Some regional experts warn that Venezuela, the world's fifth largest oil exporter, has undercut U.S. influence in Latin America. Venezuelan President Hugo Chavez, a vocal critic of the United States who has called President George Bush "the devil", has given Cuba nearly $2 billion in economic assistance and billions more to other Latin American countries. And some analysts say that Mr. Chavez sought to influence recent elections in Nicaragua and Peru by bankrolling like-minded leftist candidates.
But Peter DeShazo of the Center for Strategic and International Studies says few Latin American leaders share Mr. Chavez's extreme anti-American views.
"The very harsh rhetoric against the United States by Hugo Chavez is not generally picked up in other parts of the hemisphere. And I think we've already seen indications that that kind of rhetoric does not get him support and, in fact, is rejected by most people in the hemisphere," says DeShazo.
Many experts see Mr. Chavez's regional and international influence waning since Venezuela lost its bid for a non-permanent seat on the United Nations Security Council last month. But they also stress that Washington's influence has its limits, given that much of Latin America's populism is driven by the wide gap between rich and poor.
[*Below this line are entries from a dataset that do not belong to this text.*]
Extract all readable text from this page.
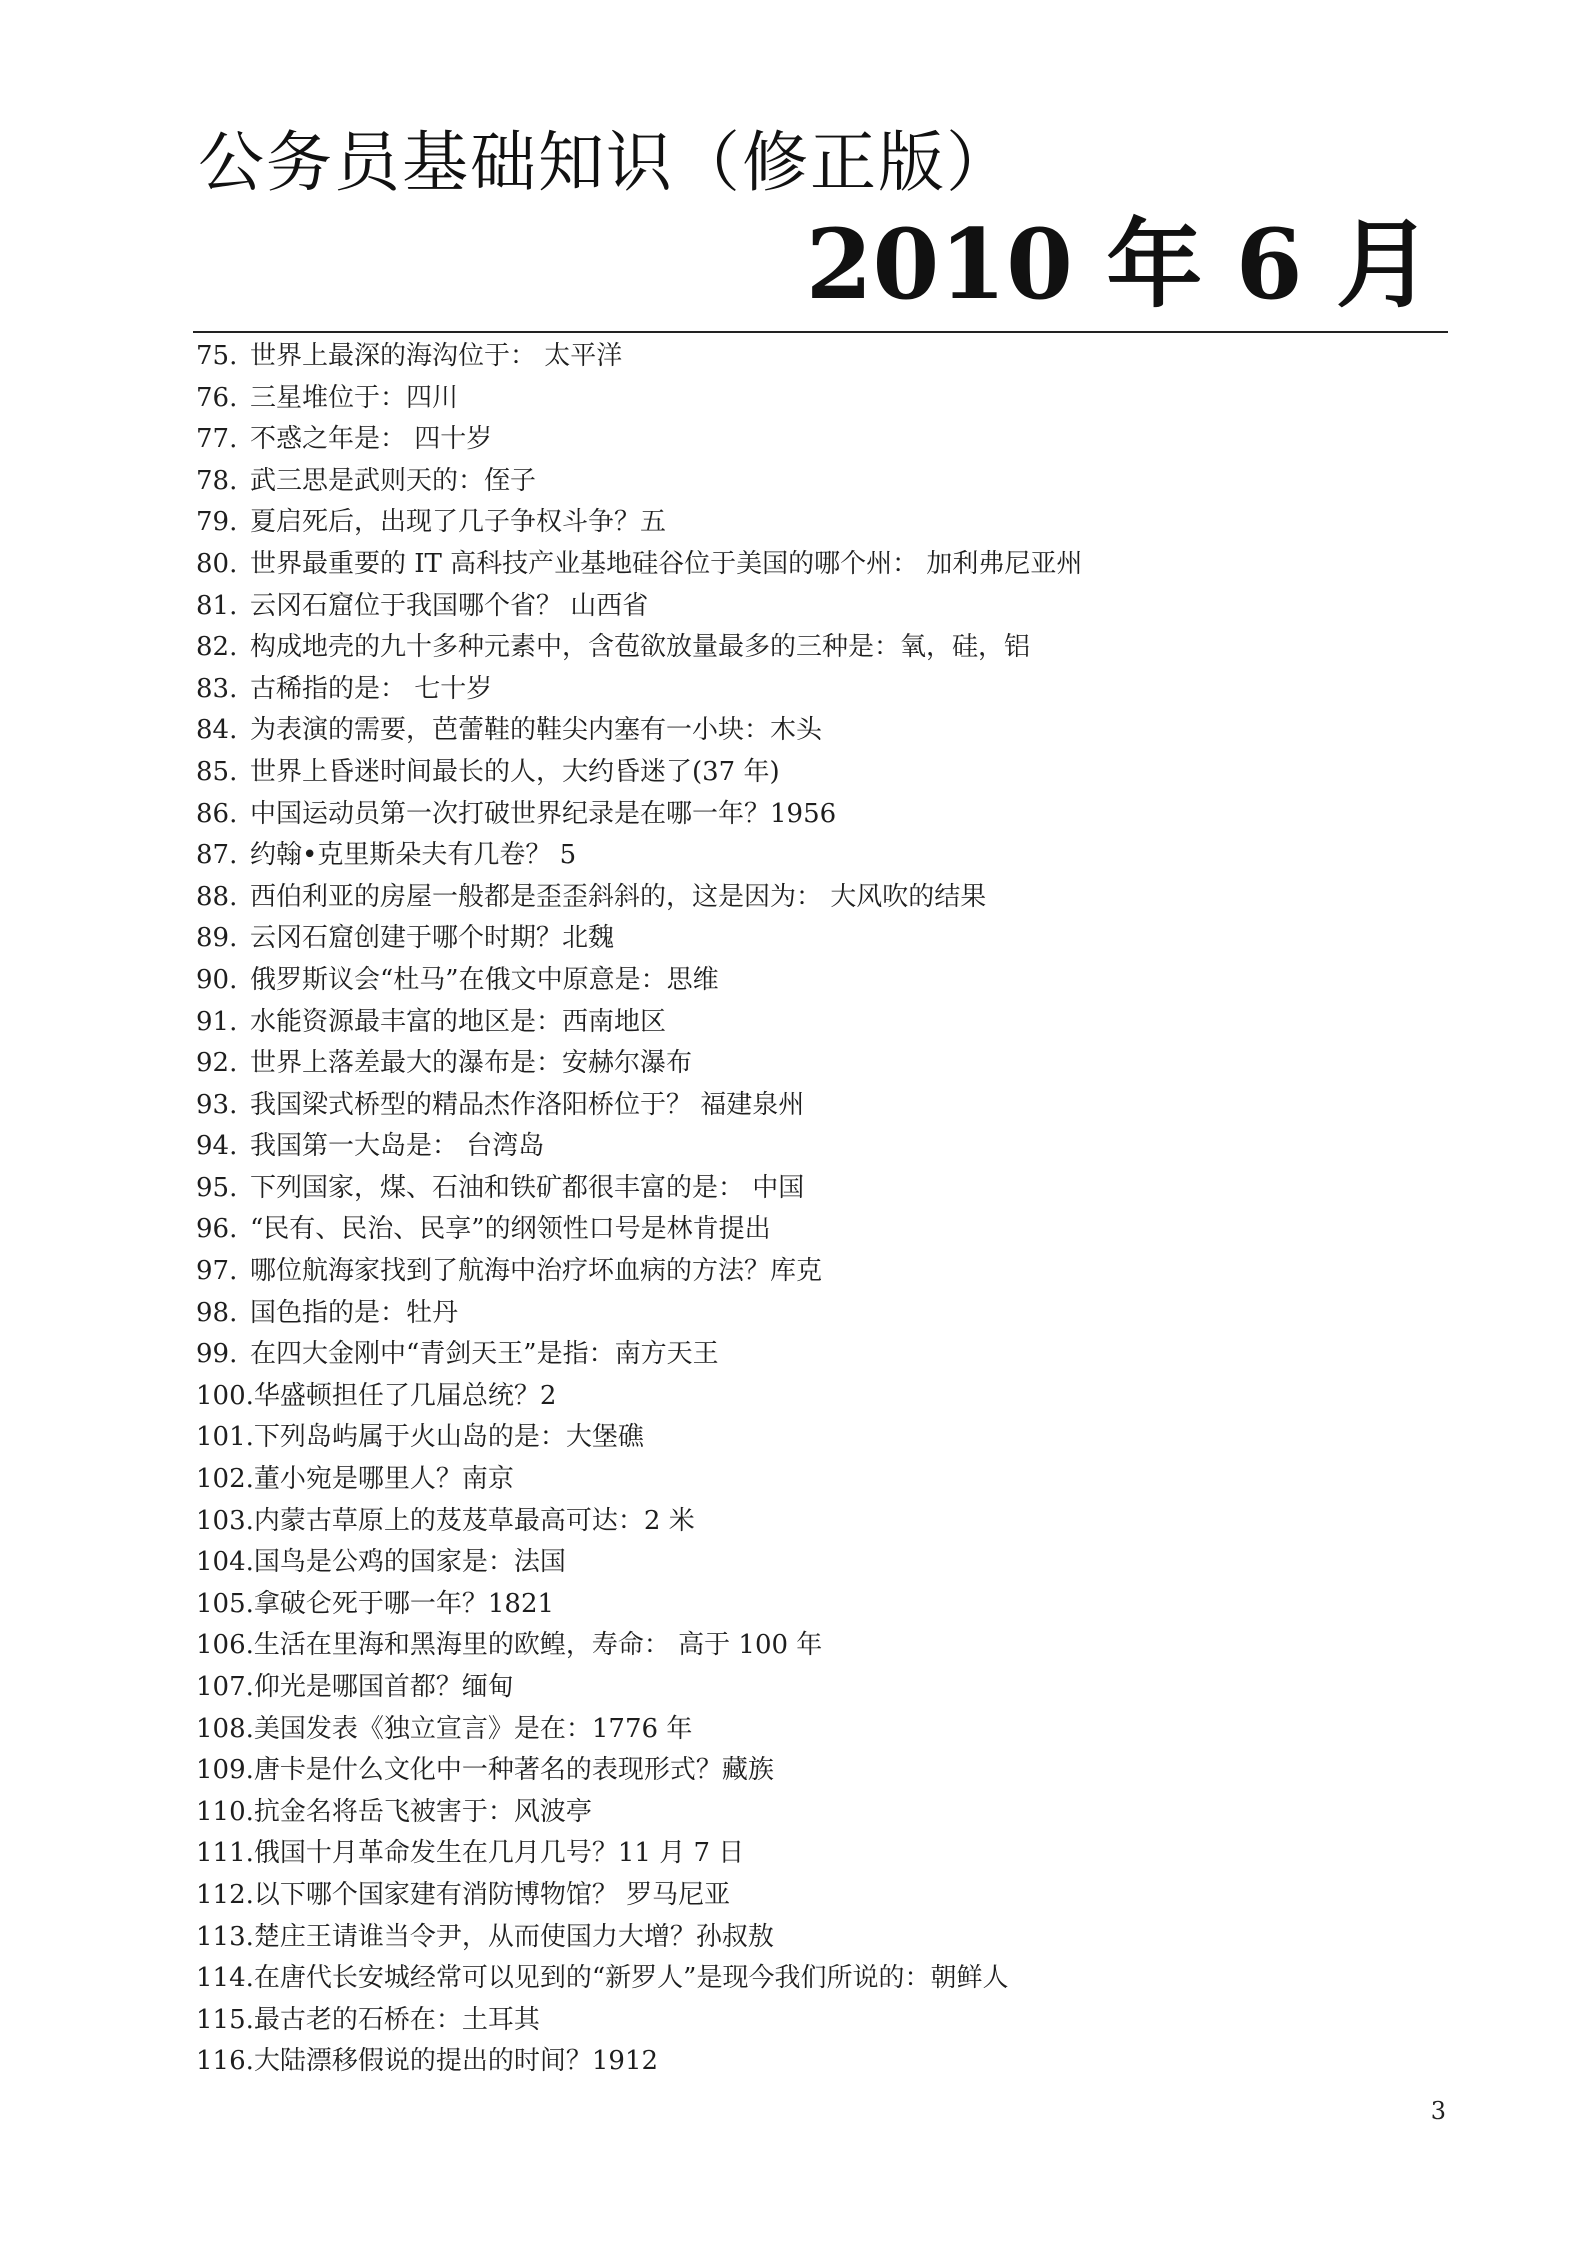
公务员基础知识（修正版）
2010 年 6 月
75. 世界上最深的海沟位于： 太平洋
76. 三星堆位于：四川
77. 不惑之年是： 四十岁
78. 武三思是武则天的：侄子
79. 夏启死后，出现了几子争权斗争？五
80. 世界最重要的 IT 高科技产业基地硅谷位于美国的哪个州： 加利弗尼亚州
81. 云冈石窟位于我国哪个省？ 山西省
82. 构成地壳的九十多种元素中，含苞欲放量最多的三种是：氧，硅，铝
83. 古稀指的是： 七十岁
84. 为表演的需要，芭蕾鞋的鞋尖内塞有一小块：木头
85. 世界上昏迷时间最长的人，大约昏迷了(37 年)
86. 中国运动员第一次打破世界纪录是在哪一年？1956
87. 约翰•克里斯朵夫有几卷？ 5
88. 西伯利亚的房屋一般都是歪歪斜斜的，这是因为： 大风吹的结果
89. 云冈石窟创建于哪个时期？北魏
90. 俄罗斯议会“杜马”在俄文中原意是：思维
91. 水能资源最丰富的地区是：西南地区
92. 世界上落差最大的瀑布是：安赫尔瀑布
93. 我国梁式桥型的精品杰作洛阳桥位于？ 福建泉州
94. 我国第一大岛是： 台湾岛
95. 下列国家，煤、石油和铁矿都很丰富的是： 中国
96. “民有、民治、民享”的纲领性口号是林肯提出
97. 哪位航海家找到了航海中治疗坏血病的方法？库克
98. 国色指的是：牡丹
99. 在四大金刚中“青剑天王”是指：南方天王
100.华盛顿担任了几届总统？2
101.下列岛屿属于火山岛的是：大堡礁
102.董小宛是哪里人？南京
103.内蒙古草原上的芨芨草最高可达：2 米
104.国鸟是公鸡的国家是：法国
105.拿破仑死于哪一年？1821
106.生活在里海和黑海里的欧鳇，寿命： 高于 100 年
107.仰光是哪国首都？缅甸
108.美国发表《独立宣言》是在：1776 年
109.唐卡是什么文化中一种著名的表现形式？藏族
110.抗金名将岳飞被害于：风波亭
111.俄国十月革命发生在几月几号？11 月 7 日
112.以下哪个国家建有消防博物馆？ 罗马尼亚
113.楚庄王请谁当令尹，从而使国力大增？孙叔敖
114.在唐代长安城经常可以见到的“新罗人”是现今我们所说的：朝鲜人
115.最古老的石桥在：土耳其
116.大陆漂移假说的提出的时间？1912
3
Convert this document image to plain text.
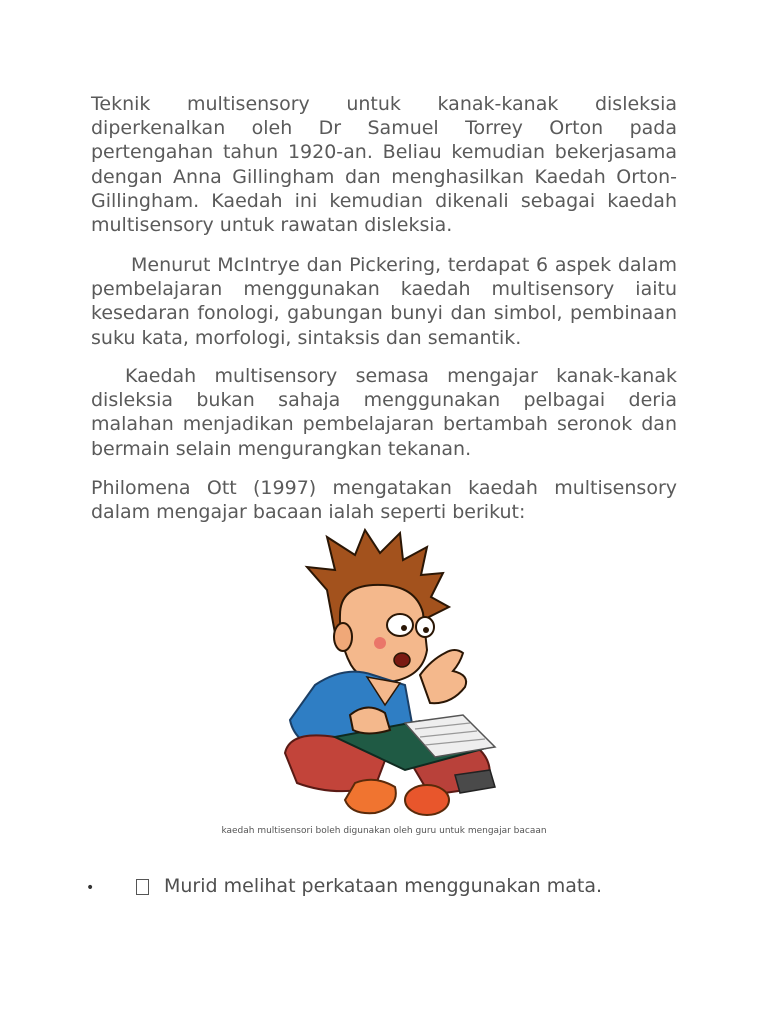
Teknik multisensory untuk kanak-kanak disleksia diperkenalkan oleh Dr Samuel Torrey Orton pada pertengahan tahun 1920-an. Beliau kemudian bekerjasama dengan Anna Gillingham dan menghasilkan Kaedah Orton-Gillingham. Kaedah ini kemudian dikenali sebagai kaedah multisensory untuk rawatan disleksia.

Menurut McIntrye dan Pickering, terdapat 6 aspek dalam pembelajaran menggunakan kaedah multisensory iaitu kesedaran fonologi, gabungan bunyi dan simbol, pembinaan suku kata, morfologi, sintaksis dan semantik.

Kaedah multisensory semasa mengajar kanak-kanak disleksia bukan sahaja menggunakan pelbagai deria malahan menjadikan pembelajaran bertambah seronok dan bermain selain mengurangkan tekanan.

Philomena Ott (1997) mengatakan kaedah multisensory dalam mengajar bacaan ialah seperti berikut:

kaedah multisensori boleh digunakan oleh guru untuk mengajar bacaan

•	Murid melihat perkataan menggunakan mata.
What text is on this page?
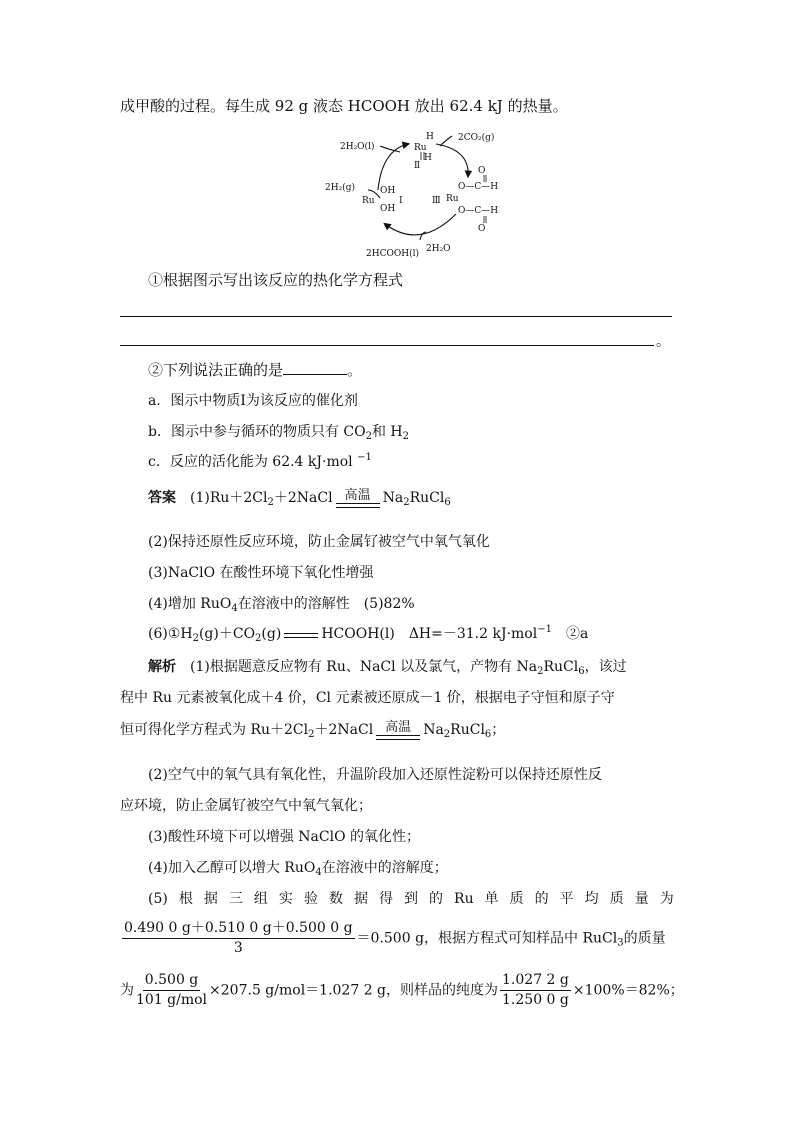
成甲酸的过程。每生成 92 g 液态 HCOOH 放出 62.4 kJ 的热量。
2H₂O(l)	Ru
H
H
Ⅱ
2CO₂(g)
2H₂(g)
Ru
OH
OH
Ⅰ	Ⅲ Ru
O
O—C—H
O—C—H
O
2HCOOH(l) 2H₂O
①根据图示写出该反应的热化学方程式
。
②下列说法正确的是	。
a．图示中物质Ⅰ为该反应的催化剂
b．图示中参与循环的物质只有 $CO_2$和 $H_2$
c．反应的活化能为 62.4 kJ·mol $^{-1}$
答案　 $(1)Ru+2Cl_2+2NaCl$ 高温 $Na_2RuCl_6$
(2)保持还原性反应环境，防止金属钌被空气中氧气氧化
(3)NaClO 在酸性环境下氧化性增强
(4)增加 RuO$_4$在溶液中的溶解性　(5)82%
$(6)①H_2(g)+CO_2(g)$	HCOOH(l)　 ΔH=－31.2 kJ·mol$^{-1}$　 ②a
解析　 (1)根据题意反应物有 Ru、NaCl 以及氯气，产物有 $Na_2RuCl_6$，该过
程中 Ru 元素被氧化成＋4 价，Cl 元素被还原成－1 价，根据电子守恒和原子守
恒可得化学方程式为 $Ru+2Cl_2+2NaCl$ 高温 $Na_2RuCl_6$；
(2)空气中的氧气具有氧化性，升温阶段加入还原性淀粉可以保持还原性反
应环境，防止金属钌被空气中氧气氧化；
(3)酸性环境下可以增强 NaClO 的氧化性；
(4)加入乙醇可以增大 RuO$_4$在溶液中的溶解度；
(5) 根 据 三 组 实 验 数 据 得 到 的 Ru 单 质 的 平 均 质 量 为
$\frac{0.490 0 g+0.510 0 g+0.500 0 g}{3} =0.500$ g，根据方程式可知样品中 RuCl$_3$的质量
为 $\frac{0.500 g}{\text{101 g/mol}} \times 207.5$ g/mol＝1.027 2 g，则样品的纯度为 $\frac{1.027 2 g}{1.250 0 g} \times 100\%=82\%$；
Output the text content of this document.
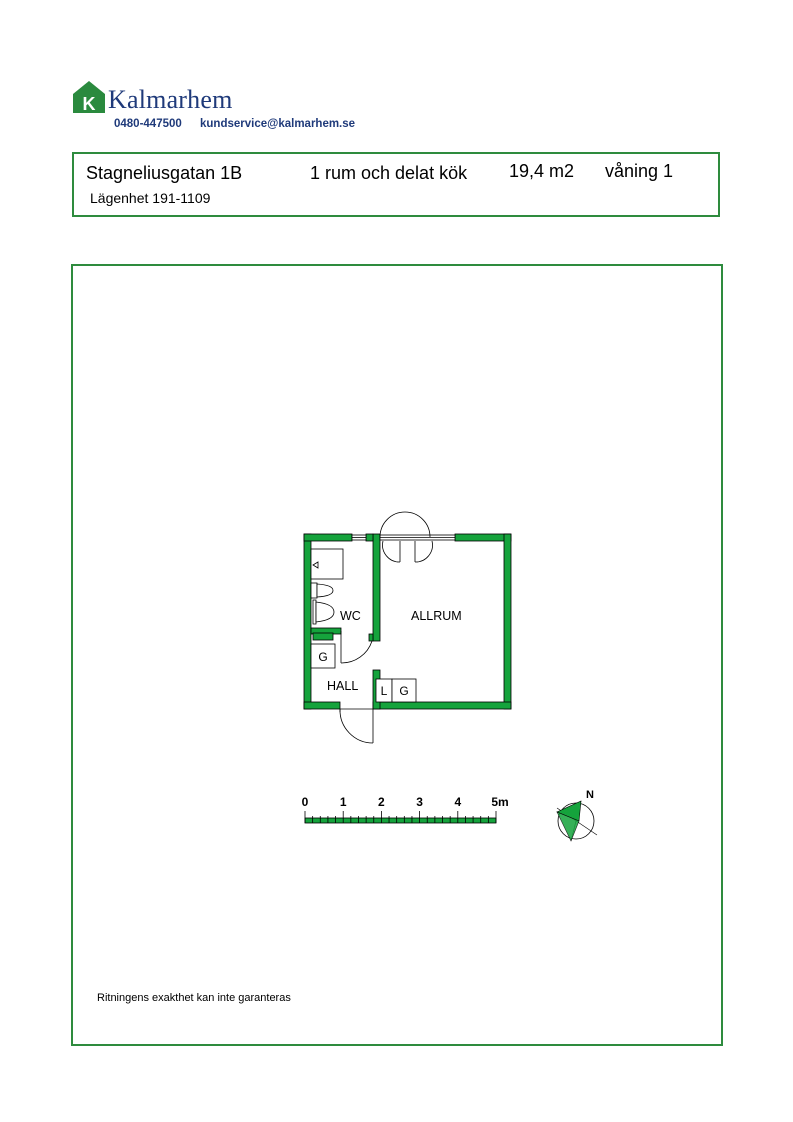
K Kalmarhem
0480-447500 kundservice@kalmarhem.se
Stagneliusgatan 1B	1 rum och delat kök 19,4 m2 våning 1
Lägenhet 191-1109
Ritningens exakthet kan inte garanteras
G
L G
WC	ALLRUM
HALL
0	1	2	3	4	5m	N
According to the U.N. Economic Commission for Latin America and the Caribbean, more than 200 million people - - nearly 41 percent of the region's population - - did not earn enough to meet basic needs last year.
Roger Noriega, former Assistant Secretary of State for Western Hemisphere Affairs under President Bush, says even though Latin America should fix its own problems, the United States must make it clear that it cares about that part of the world.
Building Better Relations
"We need to demonstrate that we are interested, [that] we are engaged. Certainly, President Bush is not a popular individual in terms of Latin American public opinion. And that maybe unfair because he does care an awful lot about the region and about the poor in the region and he has put [forth] his policy consciously to strengthen democratic institutions that help the people from all walks of life," says Noriega. "Having said that, Latin [Americans] need to stop making excuses for their problems and get busy about solving them on their own. And the essential obstacles to development have absolutely nothing to do with the United States."
Most experts agree that the United States needs to help create a better climate for cooperation with Latin America. Some suggest passing U.S. immigration reform legislation and helping interested Latin American nations approve a proposal for a Free Trade Area of the Americas for the Western Hemisphere.
Washington should also engage Latin America's moderate left-wing governments, including those it may not like, says Alvaro Vargas Llosa, Director of The Independent Institute's Center on Global Prosperity.
"Some of their policies will run contrary to the wishes of the United States. For instance, the Brazilian and Argentinean governments have opposed the idea of a Free Trade Area for the Americas, which I think the United States and many other Latin American countries wanted to move forward with. I think it would be wrong to simply brush everything aside as if all of these countries could be lumped together under one banner - - the left. These are very different types of left-wing governments. Some of them are perfectly ready to engage the United States," says Llosa.
Most analysts agree that while the United States should be wary of some of Latin America's leftist governments, it should also view them as an opportunity for cooperation to encourage the region along a path to political and economic reform.